Calculate the components of the Lie derivative of a one-form field \( \tilde{\omega} \) from the knowledge that, for any vector field \( \vec{V} \), \( \tilde{\omega}(\vec{V}) \) is a scalar like \( f \) above, and from the definition that \( {\it\unicode{xA3}}_\vec{U} \tilde{\omega} \) is a one-form field:
\[ {\it\unicode{xA3}}_\vec{U} [\tilde{\omega}(\vec{V})] = ({\it\unicode{xA3}}_\vec{U} \tilde{\omega}) (\vec{V}) + \tilde{\omega} ({\it\unicode{xA3}}_\vec{U} \vec{V}). \]
This is the analog of Eq. (6.103).
A mathematician would get mad at the phrazing of this exercise. One should insert defined by after a one-form field. Logically, \( {\it\unicode{xA3}}_\vec{U} \tilde{\omega} \) is defined by the equation and it can be derived that \( {\it\unicode{xA3}}_\vec{U} \tilde{\omega} \) is a one-form field from the fact that the two other terms are scaler fields.
What remains is to calculate the components of \( {\it\unicode{xA3}}_\vec{U} \tilde{\omega} \).
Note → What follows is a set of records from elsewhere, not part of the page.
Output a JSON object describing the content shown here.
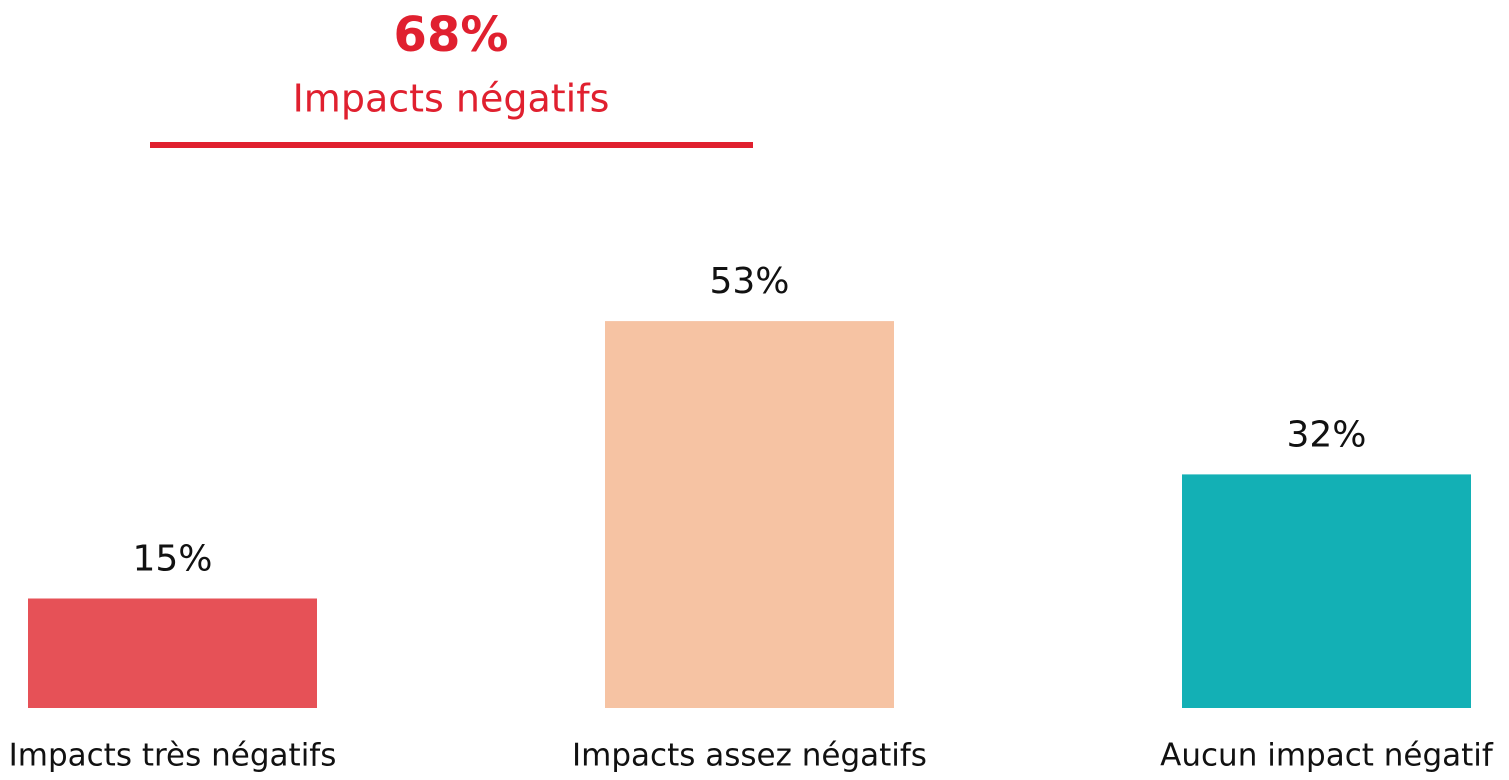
{
  "chart_data": {
    "type": "bar",
    "annotation": {
      "total": "68%",
      "text": "Impacts négatifs"
    },
    "categories": [
      "Impacts très négatifs",
      "Impacts assez négatifs",
      "Aucun impact négatif"
    ],
    "values": [
      15,
      53,
      32
    ],
    "value_labels": [
      "15%",
      "53%",
      "32%"
    ],
    "colors": [
      "#e65157",
      "#f6c3a3",
      "#13b0b5"
    ]
  }
}
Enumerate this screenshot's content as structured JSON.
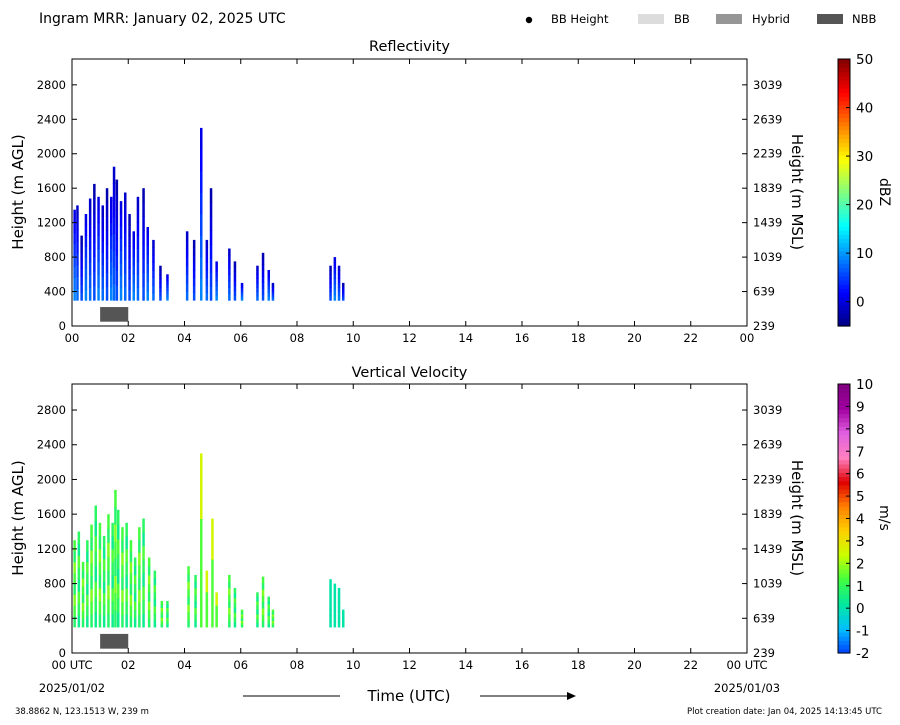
{
  "header": {
    "title": "Ingram MRR:  January 02, 2025 UTC",
    "legend": [
      {
        "label": "BB Height",
        "kind": "dot",
        "color": "#000000"
      },
      {
        "label": "BB",
        "kind": "swatch",
        "color": "#dcdcdc"
      },
      {
        "label": "Hybrid",
        "kind": "swatch",
        "color": "#969696"
      },
      {
        "label": "NBB",
        "kind": "swatch",
        "color": "#555555"
      }
    ]
  },
  "footer": {
    "location": "38.8862 N, 123.1513 W, 239 m",
    "creation": "Plot creation date: Jan 04, 2025 14:13:45 UTC",
    "xlabel": "Time (UTC)",
    "start_date": "2025/01/02",
    "end_date": "2025/01/03"
  },
  "chart_data": [
    {
      "type": "heatmap",
      "title": "Reflectivity",
      "ylabel": "Height (m AGL)",
      "ylabel_right": "Height (m MSL)",
      "colorbar_label": "dBZ",
      "colorbar_range": [
        -5,
        50
      ],
      "colorbar_ticks": [
        "0",
        "10",
        "20",
        "30",
        "40",
        "50"
      ],
      "colorbar_tick_values": [
        0,
        10,
        20,
        30,
        40,
        50
      ],
      "colormap": [
        "#000080",
        "#0000ff",
        "#0080ff",
        "#00ffff",
        "#80ff80",
        "#ffff00",
        "#ff8000",
        "#ff0000",
        "#800000"
      ],
      "xlim": [
        0,
        24
      ],
      "ylim": [
        0,
        3100
      ],
      "x_ticks": [
        "00",
        "02",
        "04",
        "06",
        "08",
        "10",
        "12",
        "14",
        "16",
        "18",
        "20",
        "22",
        "00"
      ],
      "y_ticks_left": [
        "0",
        "400",
        "800",
        "1200",
        "1600",
        "2000",
        "2400",
        "2800"
      ],
      "y_ticks_right": [
        "239",
        "639",
        "1039",
        "1439",
        "1839",
        "2239",
        "2639",
        "3039"
      ],
      "precip_columns": [
        [
          0.05,
          1350
        ],
        [
          0.15,
          1400
        ],
        [
          0.3,
          1050
        ],
        [
          0.45,
          1300
        ],
        [
          0.6,
          1480
        ],
        [
          0.75,
          1650
        ],
        [
          0.9,
          1500
        ],
        [
          1.05,
          1400
        ],
        [
          1.2,
          1600
        ],
        [
          1.35,
          1500
        ],
        [
          1.45,
          1850
        ],
        [
          1.55,
          1700
        ],
        [
          1.7,
          1450
        ],
        [
          1.85,
          1550
        ],
        [
          2.0,
          1300
        ],
        [
          2.15,
          1100
        ],
        [
          2.3,
          1500
        ],
        [
          2.5,
          1600
        ],
        [
          2.65,
          1150
        ],
        [
          2.85,
          1000
        ],
        [
          3.1,
          700
        ],
        [
          3.35,
          600
        ],
        [
          4.05,
          1100
        ],
        [
          4.3,
          1000
        ],
        [
          4.55,
          2300
        ],
        [
          4.75,
          1000
        ],
        [
          4.9,
          1600
        ],
        [
          5.1,
          750
        ],
        [
          5.55,
          900
        ],
        [
          5.75,
          750
        ],
        [
          6.0,
          500
        ],
        [
          6.55,
          700
        ],
        [
          6.75,
          850
        ],
        [
          6.95,
          650
        ],
        [
          7.1,
          500
        ],
        [
          9.15,
          700
        ],
        [
          9.3,
          800
        ],
        [
          9.45,
          700
        ],
        [
          9.6,
          500
        ]
      ],
      "bright_band": {
        "start_hour": 1.0,
        "end_hour": 2.0,
        "height_range": [
          50,
          220
        ],
        "class": "NBB"
      }
    },
    {
      "type": "heatmap",
      "title": "Vertical Velocity",
      "ylabel": "Height (m AGL)",
      "ylabel_right": "Height (m MSL)",
      "colorbar_label": "m/s",
      "colorbar_range": [
        -2,
        10
      ],
      "colorbar_ticks": [
        "-2",
        "-1",
        "0",
        "1",
        "2",
        "3",
        "4",
        "5",
        "6",
        "7",
        "8",
        "9",
        "10"
      ],
      "colorbar_tick_values": [
        -2,
        -1,
        0,
        1,
        2,
        3,
        4,
        5,
        6,
        7,
        8,
        9,
        10
      ],
      "colormap": [
        "#0040ff",
        "#00c0ff",
        "#00e8a0",
        "#40ff40",
        "#c8ff00",
        "#ffd000",
        "#ff8000",
        "#e00000",
        "#ff80c0",
        "#e060e0",
        "#a000a0",
        "#800080"
      ],
      "xlim": [
        0,
        24
      ],
      "ylim": [
        0,
        3100
      ],
      "x_ticks": [
        "00 UTC",
        "02",
        "04",
        "06",
        "08",
        "10",
        "12",
        "14",
        "16",
        "18",
        "20",
        "22",
        "00 UTC"
      ],
      "y_ticks_left": [
        "0",
        "400",
        "800",
        "1200",
        "1600",
        "2000",
        "2400",
        "2800"
      ],
      "y_ticks_right": [
        "239",
        "639",
        "1039",
        "1439",
        "1839",
        "2239",
        "2639",
        "3039"
      ],
      "precip_columns": [
        [
          0.05,
          1300
        ],
        [
          0.2,
          1400
        ],
        [
          0.35,
          1050
        ],
        [
          0.5,
          1300
        ],
        [
          0.65,
          1480
        ],
        [
          0.8,
          1700
        ],
        [
          0.95,
          1500
        ],
        [
          1.1,
          1350
        ],
        [
          1.25,
          1600
        ],
        [
          1.4,
          1500
        ],
        [
          1.5,
          1880
        ],
        [
          1.6,
          1650
        ],
        [
          1.75,
          1450
        ],
        [
          1.9,
          1500
        ],
        [
          2.05,
          1300
        ],
        [
          2.2,
          1100
        ],
        [
          2.35,
          1450
        ],
        [
          2.5,
          1550
        ],
        [
          2.7,
          1100
        ],
        [
          2.9,
          950
        ],
        [
          3.15,
          600
        ],
        [
          3.35,
          600
        ],
        [
          4.1,
          1000
        ],
        [
          4.35,
          900
        ],
        [
          4.55,
          2300
        ],
        [
          4.75,
          950
        ],
        [
          4.95,
          1550
        ],
        [
          5.1,
          700
        ],
        [
          5.55,
          900
        ],
        [
          5.75,
          750
        ],
        [
          6.0,
          500
        ],
        [
          6.55,
          700
        ],
        [
          6.75,
          880
        ],
        [
          6.95,
          650
        ],
        [
          7.1,
          500
        ],
        [
          9.15,
          850
        ],
        [
          9.3,
          800
        ],
        [
          9.45,
          750
        ],
        [
          9.6,
          500
        ]
      ],
      "bright_band": {
        "start_hour": 1.0,
        "end_hour": 2.0,
        "height_range": [
          50,
          220
        ],
        "class": "NBB"
      }
    }
  ]
}
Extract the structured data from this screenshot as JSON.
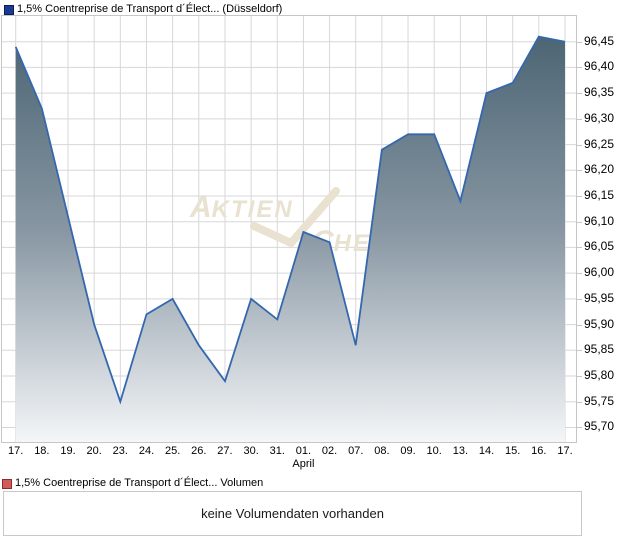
{
  "chart_data": {
    "type": "area",
    "title": "1,5% Coentreprise de Transport d´Élect... (Düsseldorf)",
    "categories": [
      "17.",
      "18.",
      "19.",
      "20.",
      "23.",
      "24.",
      "25.",
      "26.",
      "27.",
      "30.",
      "31.",
      "01.",
      "02.",
      "07.",
      "08.",
      "09.",
      "10.",
      "13.",
      "14.",
      "15.",
      "16.",
      "17."
    ],
    "values": [
      96.44,
      96.32,
      96.11,
      95.9,
      95.75,
      95.92,
      95.95,
      95.86,
      95.79,
      95.95,
      95.91,
      96.08,
      96.06,
      95.86,
      96.24,
      96.27,
      96.27,
      96.14,
      96.35,
      96.37,
      96.46,
      96.45
    ],
    "month_label": "April",
    "month_label_index": 11,
    "y_ticks": [
      96.45,
      96.4,
      96.35,
      96.3,
      96.25,
      96.2,
      96.15,
      96.1,
      96.05,
      96.0,
      95.95,
      95.9,
      95.85,
      95.8,
      95.75,
      95.7
    ],
    "ylim": [
      95.67,
      96.5
    ],
    "grid": true,
    "legend_position": "top-left",
    "line_color": "#3567ae",
    "area_gradient_top": "#46606f",
    "area_gradient_mid": "#8796a2",
    "area_gradient_bottom": "#f4f6f8",
    "grid_color": "#d7d7d7",
    "price_swatch_color": "#1b3a94",
    "volume_swatch_color": "#cf5b5b",
    "watermark": {
      "text1": "AKTIEN",
      "text2": "CHECK",
      "color": "#e9e2d1"
    }
  },
  "volume": {
    "legend_label": "1,5% Coentreprise de Transport d´Élect... Volumen",
    "message": "keine Volumendaten vorhanden"
  }
}
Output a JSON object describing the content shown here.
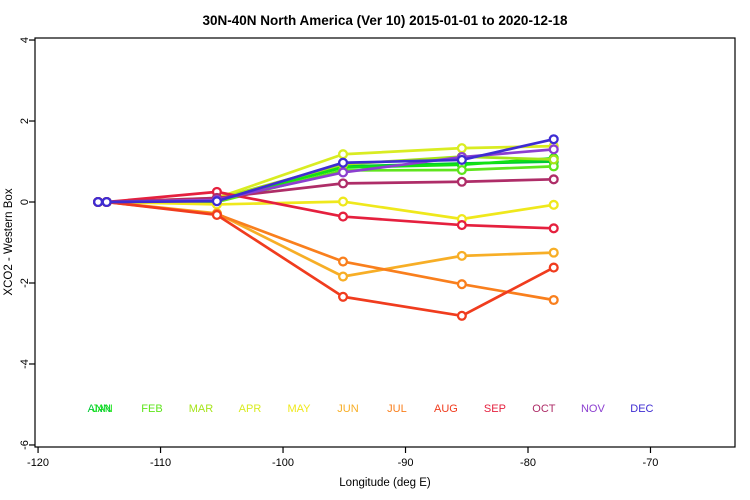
{
  "title": "30N-40N North America (Ver 10)   2015-01-01 to 2020-12-18",
  "axes": {
    "xlabel": "Longitude (deg E)",
    "ylabel": "XCO2 - Western Box",
    "x_ticks": [
      -120,
      -110,
      -100,
      -90,
      -80,
      -70
    ],
    "y_ticks": [
      -6,
      -4,
      -2,
      0,
      2,
      4
    ],
    "x_range": [
      -120.25,
      -63.1
    ],
    "y_range": [
      -6.05,
      4.05
    ]
  },
  "chart_data": {
    "type": "line",
    "title": "30N-40N North America (Ver 10)   2015-01-01 to 2020-12-18",
    "xlabel": "Longitude (deg E)",
    "ylabel": "XCO2 - Western Box",
    "xlim": [
      -120.25,
      -63.1
    ],
    "ylim": [
      -6.05,
      4.05
    ],
    "grid": false,
    "marker": "open-circle",
    "x": [
      -115.1,
      -114.4,
      -105.4,
      -95.1,
      -85.4,
      -77.9
    ],
    "series": [
      {
        "name": "ANN",
        "color": "#00C936",
        "label_lon": -115.0,
        "values": [
          0,
          0,
          0.03,
          0.88,
          0.95,
          1.0
        ]
      },
      {
        "name": "JAN",
        "color": "#12E212",
        "label_lon": -114.75,
        "values": [
          0,
          0,
          0.05,
          0.85,
          0.92,
          1.08
        ]
      },
      {
        "name": "FEB",
        "color": "#5FE51C",
        "label_lon": -110.7,
        "values": [
          0,
          0,
          0.0,
          0.78,
          0.79,
          0.88
        ]
      },
      {
        "name": "MAR",
        "color": "#A6E41A",
        "label_lon": -106.7,
        "values": [
          0,
          0,
          0.08,
          0.93,
          1.12,
          1.05
        ]
      },
      {
        "name": "APR",
        "color": "#D9EC22",
        "label_lon": -102.7,
        "values": [
          0,
          0,
          0.1,
          1.18,
          1.33,
          1.38
        ]
      },
      {
        "name": "MAY",
        "color": "#EFE81C",
        "label_lon": -98.7,
        "values": [
          0,
          0,
          -0.06,
          0.01,
          -0.42,
          -0.07
        ]
      },
      {
        "name": "JUN",
        "color": "#F7AE26",
        "label_lon": -94.7,
        "values": [
          0,
          0,
          -0.28,
          -1.84,
          -1.33,
          -1.25
        ]
      },
      {
        "name": "JUL",
        "color": "#F97F1D",
        "label_lon": -90.7,
        "values": [
          0,
          0,
          -0.3,
          -1.47,
          -2.03,
          -2.42
        ]
      },
      {
        "name": "AUG",
        "color": "#F03C1E",
        "label_lon": -86.7,
        "values": [
          0,
          0,
          -0.32,
          -2.34,
          -2.81,
          -1.62
        ]
      },
      {
        "name": "SEP",
        "color": "#E5203E",
        "label_lon": -82.7,
        "values": [
          0,
          0,
          0.25,
          -0.36,
          -0.57,
          -0.65
        ]
      },
      {
        "name": "OCT",
        "color": "#AE2D68",
        "label_lon": -78.7,
        "values": [
          0,
          0,
          0.1,
          0.46,
          0.5,
          0.56
        ]
      },
      {
        "name": "NOV",
        "color": "#8C3FD0",
        "label_lon": -74.7,
        "values": [
          0,
          0,
          0.05,
          0.73,
          1.11,
          1.3
        ]
      },
      {
        "name": "DEC",
        "color": "#3E2CD2",
        "label_lon": -70.7,
        "values": [
          0,
          0,
          0.02,
          0.97,
          1.04,
          1.55
        ]
      }
    ],
    "month_label_value_y": -5.19
  },
  "colors": {
    "axis": "#000000",
    "background": "#ffffff",
    "marker_fill": "#ffffff"
  }
}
From the definition, we have
\[ \begin{eqnarray} && ({\it\unicode{xA3}}_\vec{U} \tilde{\omega}) (\vec{V}) \\ &=& {\it\unicode{xA3}}_\vec{U} [\tilde{\omega}(\vec{V})] - \tilde{\omega} ({\it\unicode{xA3}}_\vec{U} \vec{V}) \\ &=& \vec{U} \cdot \nabla[\tilde{\omega}(\vec{V})] - \tilde{\omega} [\vec{U}, \vec{V}] \\ &=& U^\beta \nabla_\beta (\omega_\alpha V^\alpha) - \omega_\alpha [\vec{U}, \vec{V}]^\alpha \\ &=& U^\beta \omega_\alpha \nabla_\beta V^\alpha + U^\beta V^\alpha \nabla_\beta \omega_\alpha - \omega_\alpha (U^\beta \nabla_\beta V^\alpha - V^\beta \nabla_\beta U^\alpha) \\ &=& U^\beta V^\alpha \nabla_\beta \omega_\alpha + \omega_\alpha V^\beta \nabla_\beta U^\alpha \\ &=& U^\beta V^\alpha (\omega_{\alpha, \beta} - {\Gamma^\mu}_{\alpha \beta} \omega_\mu) + \omega_\alpha V^\beta \nabla_\beta U^\alpha \\ &=& U^\beta V^\alpha \omega_{\alpha, \beta} - U^\beta V^\alpha {\Gamma^\mu}_{\beta \alpha} \omega_\mu + \omega_\alpha V^\beta \nabla_\beta U^\alpha \\ &=& U^\beta V^\alpha \omega_{\alpha, \beta} + V^\alpha \omega_\mu {U^\mu}_{, \alpha} - V^\alpha \omega_\mu {U^\mu}_{, \alpha} - V^\alpha \omega_\mu U^\beta {\Gamma^\mu}_{\beta \alpha} + \omega_\alpha V^\beta \nabla_\beta U^\alpha \\ &=& U^\beta V^\alpha \omega_{\alpha, \beta} + V^\alpha \omega_\mu {U^\mu}_{, \alpha} - V^\alpha \omega_\mu ({U^\mu}_{, \alpha} + U^\beta {\Gamma^\mu}_{\beta \alpha}) + \omega_\alpha V^\beta \nabla_\beta U^\alpha \\ &=& U^\beta V^\alpha \omega_{\alpha, \beta} + V^\alpha \omega_\mu {U^\mu}_{, \alpha} - \omega_\mu V^\alpha \nabla_\alpha U^\mu + \omega_\alpha V^\beta \nabla_\beta U^\alpha \\ &=& V^\alpha U^\beta \omega_{\alpha, \beta} + V^\alpha \omega_\mu {U^\mu}_{, \alpha} \\ &=& V^\alpha U^\beta (\nabla_\beta \omega_\alpha + {\Gamma^\mu}_{\alpha \beta} \omega_\mu) + V^\alpha \omega_\mu (\nabla_\alpha U^\mu - {\Gamma^\mu}_{\beta \alpha} U^\beta) \\ &=& V^\alpha (U^\beta \nabla_\beta \omega_\alpha - \omega_\beta \nabla_\alpha U^\beta). \end{eqnarray} \]
Therefore the components of \( {\it\unicode{xA3}}_\vec{U} \tilde{\omega} \) is \( U^\beta \nabla_\beta \omega_\alpha - \omega_\beta \nabla_\alpha U^\beta \).